Automation generates efficiencies, AI creates resource drain
The article adds that AI should not be used to paper over the cracks. It will struggle to solve existing cyber security issues if the organisation deploying the technology is not set up with flawless foundational security. At a time when budgets are under great scrutiny as companies fight to ride out the recession, it is technology that can squarely be considered to be a ‘luxury’. Many of the problems that AI claims to fix persist, and experienced security analysts who can make impactful decisions with proper context and insights about their attack surface cannot yet be displaced by AI. Organisations are still challenged by a multitude of complexities. For example, there is an influx of new vulnerabilities with another 20,000 new known flaws predicted to occur by the year’s end. As these numbers of vulnerabilities continue to add up, future exploits are inevitable, but in many cases, with the correct protocols in place, are avoidable. To address this, firms need to introduce more effective remediation strategies and gain more insight into their fragmented environment so that they can build security programmes that will give them a competitive edge.

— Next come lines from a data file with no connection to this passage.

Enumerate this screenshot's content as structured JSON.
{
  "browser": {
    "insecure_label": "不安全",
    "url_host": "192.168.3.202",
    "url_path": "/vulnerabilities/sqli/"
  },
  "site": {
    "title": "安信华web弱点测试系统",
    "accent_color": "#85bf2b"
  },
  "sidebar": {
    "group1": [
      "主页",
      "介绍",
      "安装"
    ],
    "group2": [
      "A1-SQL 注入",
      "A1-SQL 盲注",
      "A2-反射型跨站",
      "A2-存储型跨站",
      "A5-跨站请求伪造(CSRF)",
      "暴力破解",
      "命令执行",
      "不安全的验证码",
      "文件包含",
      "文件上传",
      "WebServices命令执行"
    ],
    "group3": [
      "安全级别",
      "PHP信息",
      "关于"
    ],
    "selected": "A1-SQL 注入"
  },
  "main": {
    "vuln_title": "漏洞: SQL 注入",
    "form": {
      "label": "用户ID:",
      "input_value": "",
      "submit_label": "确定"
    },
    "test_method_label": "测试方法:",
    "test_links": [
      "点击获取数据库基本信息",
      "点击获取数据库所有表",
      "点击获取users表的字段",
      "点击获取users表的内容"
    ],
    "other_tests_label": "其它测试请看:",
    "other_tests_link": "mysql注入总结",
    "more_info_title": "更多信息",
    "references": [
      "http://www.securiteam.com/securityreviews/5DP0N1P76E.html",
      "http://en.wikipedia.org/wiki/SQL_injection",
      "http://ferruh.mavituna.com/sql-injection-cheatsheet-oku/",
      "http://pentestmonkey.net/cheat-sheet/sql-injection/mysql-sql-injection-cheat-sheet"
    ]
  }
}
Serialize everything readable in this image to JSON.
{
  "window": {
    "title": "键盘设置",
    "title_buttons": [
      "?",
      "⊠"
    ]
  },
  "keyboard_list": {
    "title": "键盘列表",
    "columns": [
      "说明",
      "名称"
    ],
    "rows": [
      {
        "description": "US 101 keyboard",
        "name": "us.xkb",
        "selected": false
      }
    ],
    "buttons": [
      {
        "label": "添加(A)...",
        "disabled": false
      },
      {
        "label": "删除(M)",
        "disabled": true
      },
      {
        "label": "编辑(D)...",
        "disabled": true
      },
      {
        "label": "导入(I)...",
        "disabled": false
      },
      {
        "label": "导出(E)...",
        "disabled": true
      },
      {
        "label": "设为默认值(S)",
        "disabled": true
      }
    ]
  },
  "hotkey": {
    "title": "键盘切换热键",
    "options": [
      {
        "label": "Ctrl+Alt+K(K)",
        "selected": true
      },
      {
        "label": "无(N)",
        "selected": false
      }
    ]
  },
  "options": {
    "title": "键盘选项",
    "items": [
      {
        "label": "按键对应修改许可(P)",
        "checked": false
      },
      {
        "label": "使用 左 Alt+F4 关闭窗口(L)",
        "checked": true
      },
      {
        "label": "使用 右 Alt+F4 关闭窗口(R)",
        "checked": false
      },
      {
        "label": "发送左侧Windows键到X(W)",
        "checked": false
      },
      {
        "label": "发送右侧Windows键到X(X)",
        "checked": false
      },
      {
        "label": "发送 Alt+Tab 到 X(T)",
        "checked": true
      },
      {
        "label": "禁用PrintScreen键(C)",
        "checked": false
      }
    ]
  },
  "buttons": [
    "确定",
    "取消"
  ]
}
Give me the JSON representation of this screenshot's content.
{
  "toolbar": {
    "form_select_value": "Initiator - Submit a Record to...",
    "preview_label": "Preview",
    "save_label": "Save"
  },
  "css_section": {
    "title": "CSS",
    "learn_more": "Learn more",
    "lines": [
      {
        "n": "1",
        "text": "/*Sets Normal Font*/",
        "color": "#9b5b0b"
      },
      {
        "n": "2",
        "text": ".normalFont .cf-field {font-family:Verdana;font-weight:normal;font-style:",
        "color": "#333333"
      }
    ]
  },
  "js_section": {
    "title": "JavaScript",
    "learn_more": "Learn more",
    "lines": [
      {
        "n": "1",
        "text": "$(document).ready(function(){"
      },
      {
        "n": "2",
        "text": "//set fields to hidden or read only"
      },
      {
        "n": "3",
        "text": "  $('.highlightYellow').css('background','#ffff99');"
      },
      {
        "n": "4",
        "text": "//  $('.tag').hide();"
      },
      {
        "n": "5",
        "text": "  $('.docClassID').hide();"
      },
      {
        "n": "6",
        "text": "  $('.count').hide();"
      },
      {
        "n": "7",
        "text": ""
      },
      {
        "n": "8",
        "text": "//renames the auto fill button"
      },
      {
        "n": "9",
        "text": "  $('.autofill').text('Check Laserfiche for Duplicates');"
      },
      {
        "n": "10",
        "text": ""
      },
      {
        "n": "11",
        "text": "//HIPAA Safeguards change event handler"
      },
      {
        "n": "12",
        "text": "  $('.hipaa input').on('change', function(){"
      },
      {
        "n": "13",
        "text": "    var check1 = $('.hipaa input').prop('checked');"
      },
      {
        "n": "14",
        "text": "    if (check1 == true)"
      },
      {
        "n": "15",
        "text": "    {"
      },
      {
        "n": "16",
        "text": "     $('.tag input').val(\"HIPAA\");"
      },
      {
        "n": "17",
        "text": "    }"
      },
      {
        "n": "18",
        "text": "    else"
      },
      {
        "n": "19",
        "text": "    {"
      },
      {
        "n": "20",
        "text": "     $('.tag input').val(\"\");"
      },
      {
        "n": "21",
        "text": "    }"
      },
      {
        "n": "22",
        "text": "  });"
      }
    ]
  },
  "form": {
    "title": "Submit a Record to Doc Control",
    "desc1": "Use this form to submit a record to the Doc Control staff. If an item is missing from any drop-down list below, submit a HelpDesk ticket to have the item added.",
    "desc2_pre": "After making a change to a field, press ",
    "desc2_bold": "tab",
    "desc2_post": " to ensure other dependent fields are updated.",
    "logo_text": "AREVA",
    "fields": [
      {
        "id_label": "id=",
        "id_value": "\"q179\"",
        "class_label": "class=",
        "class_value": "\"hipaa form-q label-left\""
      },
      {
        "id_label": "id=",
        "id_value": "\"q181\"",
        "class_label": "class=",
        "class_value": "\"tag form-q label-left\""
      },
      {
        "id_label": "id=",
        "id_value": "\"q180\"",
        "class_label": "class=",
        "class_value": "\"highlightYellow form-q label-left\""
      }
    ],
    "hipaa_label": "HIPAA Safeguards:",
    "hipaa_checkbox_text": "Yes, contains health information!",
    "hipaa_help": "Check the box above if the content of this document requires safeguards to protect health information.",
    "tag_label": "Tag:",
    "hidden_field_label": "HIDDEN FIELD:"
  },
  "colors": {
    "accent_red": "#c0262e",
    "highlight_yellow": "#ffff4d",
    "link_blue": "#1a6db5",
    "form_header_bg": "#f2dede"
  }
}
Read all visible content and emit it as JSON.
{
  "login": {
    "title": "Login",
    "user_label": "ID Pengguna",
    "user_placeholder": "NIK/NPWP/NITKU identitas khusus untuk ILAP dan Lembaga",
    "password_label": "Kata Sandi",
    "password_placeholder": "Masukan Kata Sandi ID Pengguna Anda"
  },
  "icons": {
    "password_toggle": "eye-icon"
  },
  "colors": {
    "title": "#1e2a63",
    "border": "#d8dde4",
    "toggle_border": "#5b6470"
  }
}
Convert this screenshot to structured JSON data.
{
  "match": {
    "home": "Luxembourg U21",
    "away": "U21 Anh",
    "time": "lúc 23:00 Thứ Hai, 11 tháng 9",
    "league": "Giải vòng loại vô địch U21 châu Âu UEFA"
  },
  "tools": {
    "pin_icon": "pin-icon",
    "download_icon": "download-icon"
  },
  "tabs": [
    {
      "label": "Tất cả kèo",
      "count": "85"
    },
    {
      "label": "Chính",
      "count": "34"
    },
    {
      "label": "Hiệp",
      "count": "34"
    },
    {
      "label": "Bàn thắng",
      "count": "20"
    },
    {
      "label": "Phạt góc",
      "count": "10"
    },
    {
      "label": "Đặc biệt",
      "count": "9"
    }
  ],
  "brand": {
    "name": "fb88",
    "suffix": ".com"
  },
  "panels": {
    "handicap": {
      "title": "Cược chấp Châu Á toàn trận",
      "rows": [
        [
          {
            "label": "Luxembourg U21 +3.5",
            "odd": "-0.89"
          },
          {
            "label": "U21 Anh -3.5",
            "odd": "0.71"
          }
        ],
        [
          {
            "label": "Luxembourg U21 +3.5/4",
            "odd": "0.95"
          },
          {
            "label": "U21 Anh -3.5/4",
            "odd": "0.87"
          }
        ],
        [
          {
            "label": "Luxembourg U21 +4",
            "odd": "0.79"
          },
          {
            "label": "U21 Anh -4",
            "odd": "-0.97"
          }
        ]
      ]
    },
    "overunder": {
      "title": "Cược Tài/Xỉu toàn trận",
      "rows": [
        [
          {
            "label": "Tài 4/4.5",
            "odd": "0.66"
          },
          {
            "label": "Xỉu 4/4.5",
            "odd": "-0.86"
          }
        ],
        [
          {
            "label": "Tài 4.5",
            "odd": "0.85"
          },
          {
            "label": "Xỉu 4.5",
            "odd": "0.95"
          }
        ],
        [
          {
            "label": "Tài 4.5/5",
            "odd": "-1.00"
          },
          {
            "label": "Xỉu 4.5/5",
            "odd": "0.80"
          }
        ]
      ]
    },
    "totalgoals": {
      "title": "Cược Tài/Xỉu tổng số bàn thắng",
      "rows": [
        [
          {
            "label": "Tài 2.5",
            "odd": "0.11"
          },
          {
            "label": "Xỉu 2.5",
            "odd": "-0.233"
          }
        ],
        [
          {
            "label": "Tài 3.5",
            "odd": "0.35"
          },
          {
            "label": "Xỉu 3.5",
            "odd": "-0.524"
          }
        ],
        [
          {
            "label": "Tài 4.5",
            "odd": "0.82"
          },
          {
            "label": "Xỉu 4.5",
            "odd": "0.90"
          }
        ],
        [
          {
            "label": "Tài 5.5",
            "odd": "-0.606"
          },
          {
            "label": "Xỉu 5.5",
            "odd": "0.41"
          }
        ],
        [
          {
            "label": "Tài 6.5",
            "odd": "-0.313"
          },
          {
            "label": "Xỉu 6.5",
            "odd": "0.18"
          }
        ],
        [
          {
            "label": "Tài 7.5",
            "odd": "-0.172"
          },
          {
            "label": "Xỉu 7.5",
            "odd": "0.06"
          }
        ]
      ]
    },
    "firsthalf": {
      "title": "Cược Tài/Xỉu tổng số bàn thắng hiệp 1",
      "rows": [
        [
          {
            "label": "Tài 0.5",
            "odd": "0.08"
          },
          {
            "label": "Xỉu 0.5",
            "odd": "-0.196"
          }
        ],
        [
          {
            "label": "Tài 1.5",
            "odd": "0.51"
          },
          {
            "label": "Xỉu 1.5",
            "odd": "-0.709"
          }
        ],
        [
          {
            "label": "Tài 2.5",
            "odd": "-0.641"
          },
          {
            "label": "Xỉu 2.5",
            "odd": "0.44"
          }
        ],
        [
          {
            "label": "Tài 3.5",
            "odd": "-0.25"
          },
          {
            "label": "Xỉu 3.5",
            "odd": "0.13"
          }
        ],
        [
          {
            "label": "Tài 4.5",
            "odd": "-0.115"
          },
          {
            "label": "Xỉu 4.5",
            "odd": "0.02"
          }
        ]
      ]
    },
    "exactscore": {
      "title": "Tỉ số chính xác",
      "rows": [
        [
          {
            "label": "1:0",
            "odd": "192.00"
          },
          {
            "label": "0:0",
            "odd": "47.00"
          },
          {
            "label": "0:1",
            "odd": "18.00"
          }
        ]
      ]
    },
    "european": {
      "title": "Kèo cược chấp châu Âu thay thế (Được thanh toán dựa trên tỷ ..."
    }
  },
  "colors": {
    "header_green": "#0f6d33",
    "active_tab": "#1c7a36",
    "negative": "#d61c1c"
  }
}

While AI can be time and resource-intensive, there are more efficient means of tackling these pressing issues. Automating processes – like change management, for example – will lighten the load of already-stretched teams. Introducing automation will free up resource and enable the development of a more considered cyber security function.
Context-aware automation tools can be used in a host of useful ways. They can clean up and optimise firewalls, spot policy violations, assess vulnerabilities without a scan, match vulnerabilities to threats, simulate end-to-end access and attacks, proactively assess rule changes, and more. With the right tools in place, all of these processes can be automated, and organisations can develop more efficient and informed ways of working. And while the great leaps forward promised by AI may be enticing, it is advancements like these offered by analytics-driven automation that will deliver the greatest tangible benefits.